Pino Agnetti - Boroli Editore, Milano 2004

 

Pino Agnetti è un giornalista originario di Parma che ha seguito i nostri Contingenti in ogni parte del globo, per poi giungere a Nassiriya, dove fino a dicembre 2006 aveva sede l’Italian Joint Task Force Iraq. Nel suo libro traspare tutta la realtà di miseria di un popolo dopo anni di dittatura, senza leggi, con i partiti politici sempre in rivolta, con gli attentati all’ordine del giorno. È un libro contro la guerra, intesa come portatrice di morte e distruzione, non come molti volumi dei soliti benpensanti pacifisti che massacrano di botte un padre che ricorda il figlio caduto. È un libro per chi non si vergogna di utilizzare la parola Patria, che non si ricorda di essere Italiano solo quando ci sono i Mondiali e gli Europei di calcio: una Patria oggi troppo spesso vilipesa, offesa, rinnegata, dove si sputa letteralmente in faccia a chi cerca di proteggerla, siano esse Forze Armate o Forze dell’Ordine.
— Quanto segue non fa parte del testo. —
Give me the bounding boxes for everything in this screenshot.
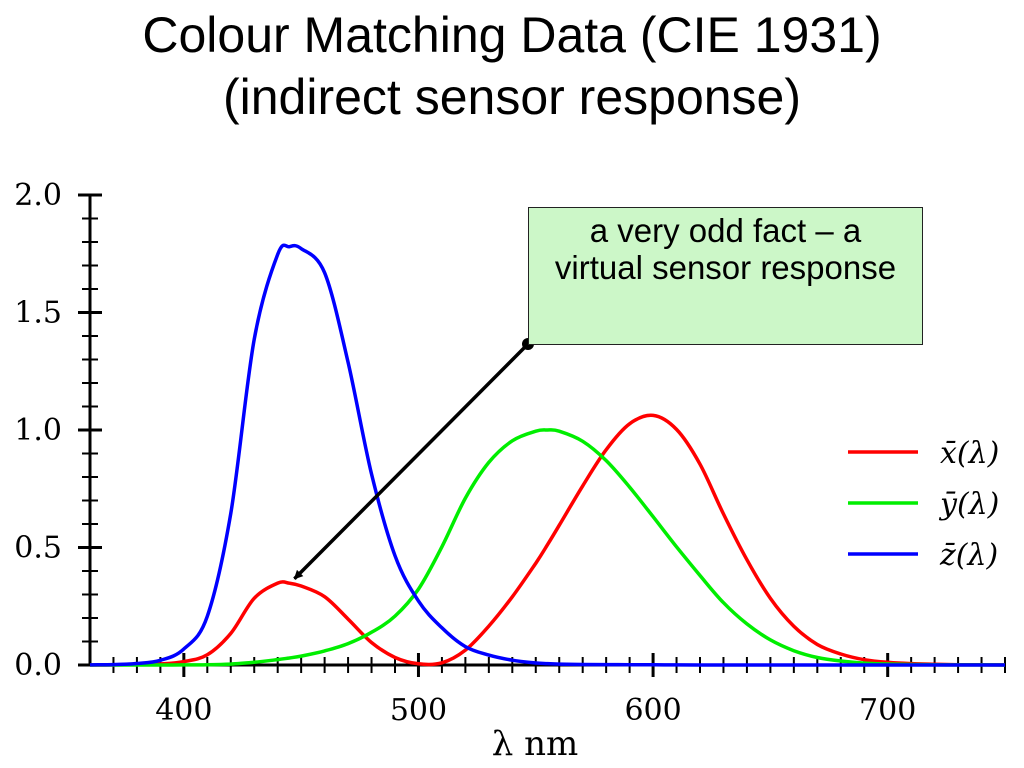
- y-bar-series-line: [90, 428, 1006, 667]
- annotation-text: a very odd fact – a virtual sensor respo…: [554, 212, 897, 286]
- legend-entry-z-bar: z̄(λ): [848, 538, 998, 573]
- legend-entry-x-bar: x̄(λ): [848, 436, 999, 471]
- x-bar-series-line: [89, 413, 1006, 667]
- annotation-arrow: [293, 338, 534, 580]
- y-tick-label: 0.0: [14, 648, 62, 683]
- legend-entry-y-bar: ȳ(λ): [848, 487, 999, 522]
- axes: 0.0 0.5 1.0 1.5 2.0 400 500 600 700: [14, 178, 1006, 728]
- legend: x̄(λ) ȳ(λ) z̄(λ): [848, 436, 999, 573]
- y-tick-label: 0.5: [14, 531, 62, 566]
- chart-title-line1: Colour Matching Data (CIE 1931): [142, 7, 882, 63]
- x-axis-label: λ nm: [492, 724, 579, 764]
- x-tick-label: 700: [859, 693, 916, 728]
- y-tick-label: 1.5: [14, 296, 62, 331]
- legend-label: ȳ(λ): [938, 487, 999, 522]
- annotation-arrow-line: [293, 342, 530, 580]
- z-bar-series-line: [89, 243, 1005, 667]
- annotation-callout-box: a very odd fact – a virtual sensor respo…: [528, 207, 923, 345]
- x-tick-label: 500: [390, 693, 447, 728]
- chart-title: Colour Matching Data (CIE 1931) (indirec…: [0, 4, 1024, 128]
- series-layer: [89, 243, 1006, 667]
- chart-title-line2: (indirect sensor response): [222, 69, 802, 125]
- legend-label: z̄(λ): [939, 538, 998, 573]
- legend-label: x̄(λ): [940, 436, 999, 471]
- y-tick-label: 1.0: [14, 413, 62, 448]
- y-tick-label: 2.0: [14, 178, 62, 213]
- x-tick-label: 400: [155, 693, 212, 728]
- x-tick-label: 600: [624, 693, 681, 728]
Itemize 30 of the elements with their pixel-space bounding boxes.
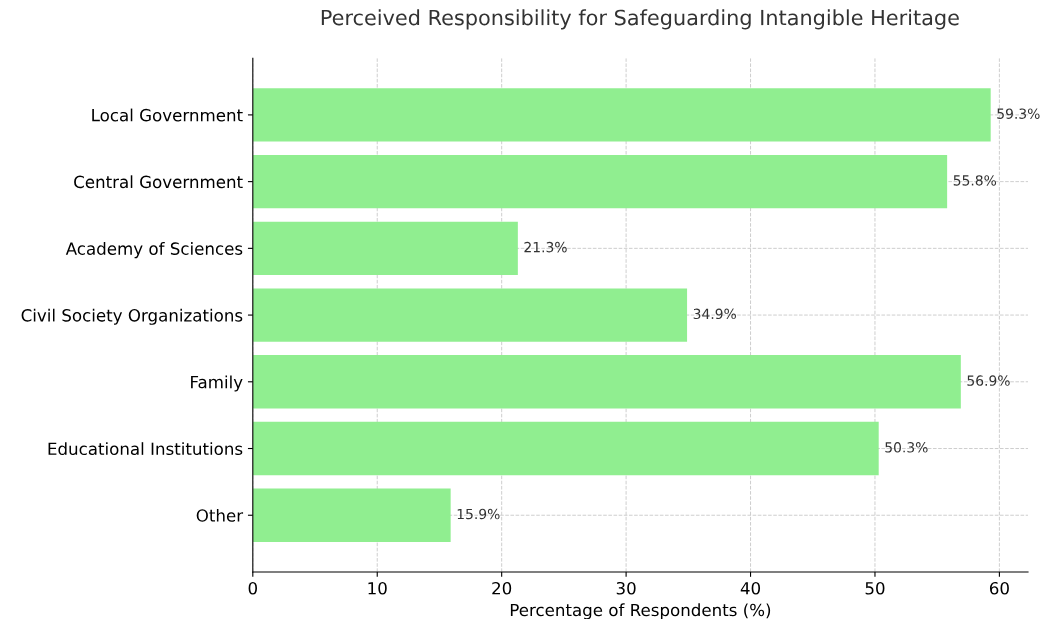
data-label: 50.3% — [885, 442, 928, 453]
y-tick-label: Central Government — [74, 175, 243, 189]
x-tick-label: 60 — [989, 581, 1009, 595]
x-tick-label: 20 — [492, 581, 512, 595]
y-tick-label: Academy of Sciences — [65, 242, 243, 259]
data-label: 56.9% — [967, 375, 1010, 386]
data-label: 59.3% — [997, 108, 1040, 119]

Si sono sentiti slogan agghiaccianti come “10, 100, 1000 Nassirya”: ebbene bisognerebbe chiedere a lor signori se hanno il coraggio di confrontarsi direttamente con i familiari dei Soldati e Civili Italiani massacrati a Nassirya, davanti a milioni di persone in trasmissioni come “Porta a Porta” di Bruno Vespa. Ebbene si capirebbe una volta per tutte che la meglio gioventù non è quella dei fiori nei vostri cannoni, ma uomini e donne con un Tricolore stampato sul braccio. Abbiamo sentito giornalisti paragonare i terroristi iracheni a resistenti che liberano il loro Paese dalle forze di occupazione straniere (del resto si sa, combattente che lotta per la libertà si fa esplodere al mercato o sugli scuolabus); abbiamo visto vignette oscene del “Manifesto”, mi è troppo difficile definirlo giornale, in cui una banconota da un dollaro penzolava da un pennone con la scritta “Morire per denaro” dopo l’uccisione di Fabrizio Quattrocchi; abbiamo visto bruciare Tricolori e manichini di Soldati Italiani nei cortei di questi pacifisti. Mi vengono alla mente le parole pronunciate dalla Medaglia d’Oro al Valor Militare Gianfranco Paglia, rimasto su una sedia a rotelle per le ferite riportate in Somalia: “Preferisco muovermi su una sedia a rotelle a testa alta, piuttosto che correre sulle mie gambe cercando un posto dove nascondermi”. Ma stiamo dimenticando una cosa: del resto, sono loro, i pacifisti, la “meglio gioventù".